Salica v. Tucson Heart Hospital (CA2 5/27/10)

This is a medical malpractice case; the issue was causation. We will not blog it, for one or more reasons set forth in our FAQ. But it raises a question of judicial technique on which we feel free to comment.

Although the opinion does not suggest it, we are informed that the court decided the case using a legal analysis different from that presented by either party.

From time to time the appellate courts have said more or less that they are not bound by the parties’ legal analysis if following it would produce an incorrect result. The principle is salutary; two wrongs don’t make a right and it may be that neither party knows what its talking about. The problem is that the court doesn’t, necessarily, either.

There is a difference between rejecting both parties’ legal conclusions and rejecting their analysis – between deciding that the cases don’t mean what either party argues and deciding that neither even knows what cases or rules of law to argue.
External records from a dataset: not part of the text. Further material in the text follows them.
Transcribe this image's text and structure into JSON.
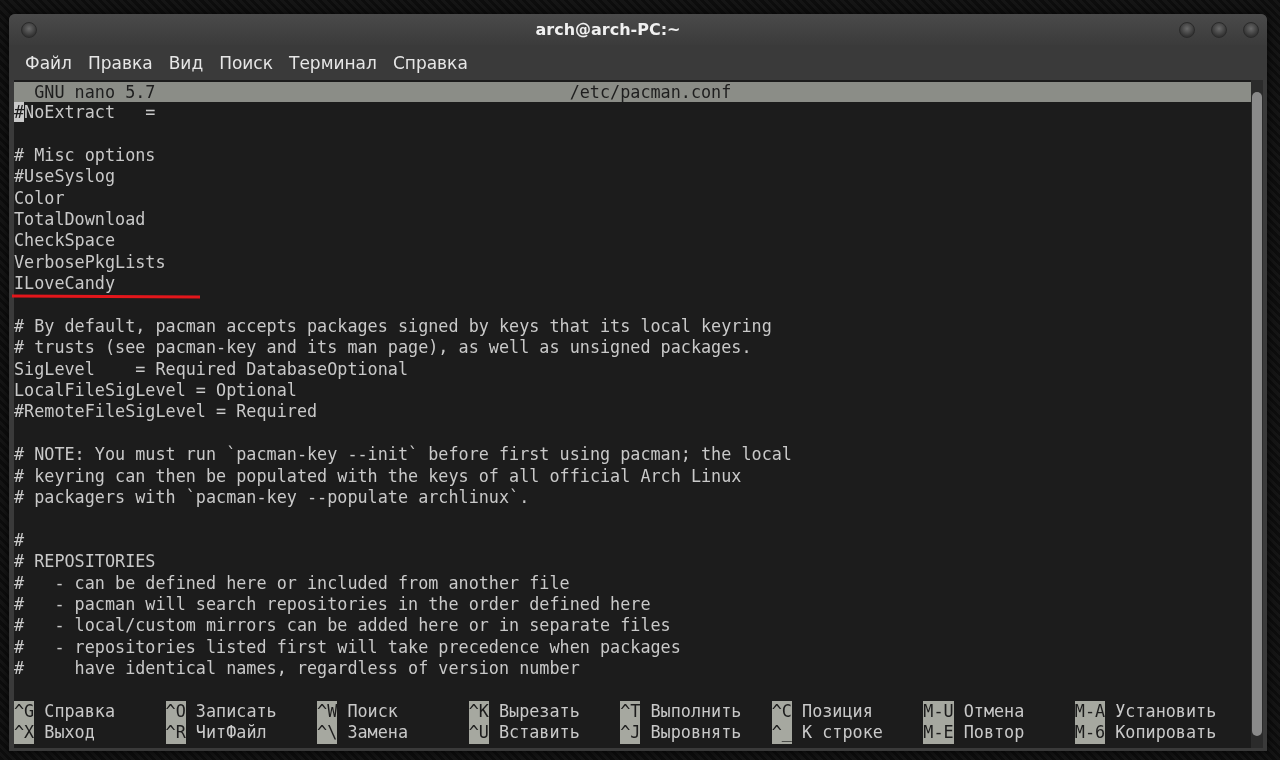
{
  "window": {
    "title": "arch@arch-PC:~"
  },
  "menu": [
    {
      "label": "Файл"
    },
    {
      "label": "Правка"
    },
    {
      "label": "Вид"
    },
    {
      "label": "Поиск"
    },
    {
      "label": "Терминал"
    },
    {
      "label": "Справка"
    }
  ],
  "nano_header": {
    "version": "GNU nano 5.7",
    "filename": "/etc/pacman.conf"
  },
  "lines": [
    {
      "kind": "text",
      "text": "#NoExtract   =",
      "cursor": true
    },
    {
      "kind": "blank"
    },
    {
      "kind": "text",
      "text": "# Misc options"
    },
    {
      "kind": "text",
      "text": "#UseSyslog"
    },
    {
      "kind": "text",
      "text": "Color"
    },
    {
      "kind": "text",
      "text": "TotalDownload"
    },
    {
      "kind": "text",
      "text": "CheckSpace"
    },
    {
      "kind": "text",
      "text": "VerbosePkgLists"
    },
    {
      "kind": "text",
      "text": "ILoveCandy",
      "underlined": true
    },
    {
      "kind": "blank"
    },
    {
      "kind": "text",
      "text": "# By default, pacman accepts packages signed by keys that its local keyring"
    },
    {
      "kind": "text",
      "text": "# trusts (see pacman-key and its man page), as well as unsigned packages."
    },
    {
      "kind": "text",
      "text": "SigLevel    = Required DatabaseOptional"
    },
    {
      "kind": "text",
      "text": "LocalFileSigLevel = Optional"
    },
    {
      "kind": "text",
      "text": "#RemoteFileSigLevel = Required"
    },
    {
      "kind": "blank"
    },
    {
      "kind": "text",
      "text": "# NOTE: You must run `pacman-key --init` before first using pacman; the local"
    },
    {
      "kind": "text",
      "text": "# keyring can then be populated with the keys of all official Arch Linux"
    },
    {
      "kind": "text",
      "text": "# packagers with `pacman-key --populate archlinux`."
    },
    {
      "kind": "blank"
    },
    {
      "kind": "text",
      "text": "#"
    },
    {
      "kind": "text",
      "text": "# REPOSITORIES"
    },
    {
      "kind": "text",
      "text": "#   - can be defined here or included from another file"
    },
    {
      "kind": "text",
      "text": "#   - pacman will search repositories in the order defined here"
    },
    {
      "kind": "text",
      "text": "#   - local/custom mirrors can be added here or in separate files"
    },
    {
      "kind": "text",
      "text": "#   - repositories listed first will take precedence when packages"
    },
    {
      "kind": "text",
      "text": "#     have identical names, regardless of version number"
    },
    {
      "kind": "blank"
    }
  ],
  "shortcuts": [
    [
      {
        "key": "^G",
        "label": "Справка"
      },
      {
        "key": "^O",
        "label": "Записать"
      },
      {
        "key": "^W",
        "label": "Поиск"
      },
      {
        "key": "^K",
        "label": "Вырезать"
      },
      {
        "key": "^T",
        "label": "Выполнить"
      },
      {
        "key": "^C",
        "label": "Позиция"
      },
      {
        "key": "M-U",
        "label": "Отмена"
      },
      {
        "key": "M-A",
        "label": "Установить"
      }
    ],
    [
      {
        "key": "^X",
        "label": "Выход"
      },
      {
        "key": "^R",
        "label": "ЧитФайл"
      },
      {
        "key": "^\\",
        "label": "Замена"
      },
      {
        "key": "^U",
        "label": "Вставить"
      },
      {
        "key": "^J",
        "label": "Выровнять"
      },
      {
        "key": "^_",
        "label": "К строке"
      },
      {
        "key": "M-E",
        "label": "Повтор"
      },
      {
        "key": "M-6",
        "label": "Копировать"
      }
    ]
  ]
}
A court’s analysis is informed by that of the parties; its decision results from the collective wisdom of them all. This is the system’s way of trying to ensure that that decision is correct, that it is consistent with precedent, and that it hasn’t overlooked any major problem. It is also the way that the people contribute to the making of their common law rather than being in thrall to judicial ukases. If some judicial functionary can discard what the parties have said and start with a tabula rasa then the adversary system is thrown out the window. And respect for the system requires the recognition that not everyone who writes an opinion is an experienced expert on the subject or a supple legal mind. When an appellate court decides that the parties got it all wrong – when their analyses, not just their conclusions, are mistaken – then the thing to do is to solicit supplemental briefing on what the court believes to be the right analysis. That can either let the parties know that they were wrong or let the court know that it was.

When that doesn’t happen a routine case can jump the tracks and turn into a disastrous train wreck that splatters debris all over the law. Not that we’re expressing an opinion about this case, you understand.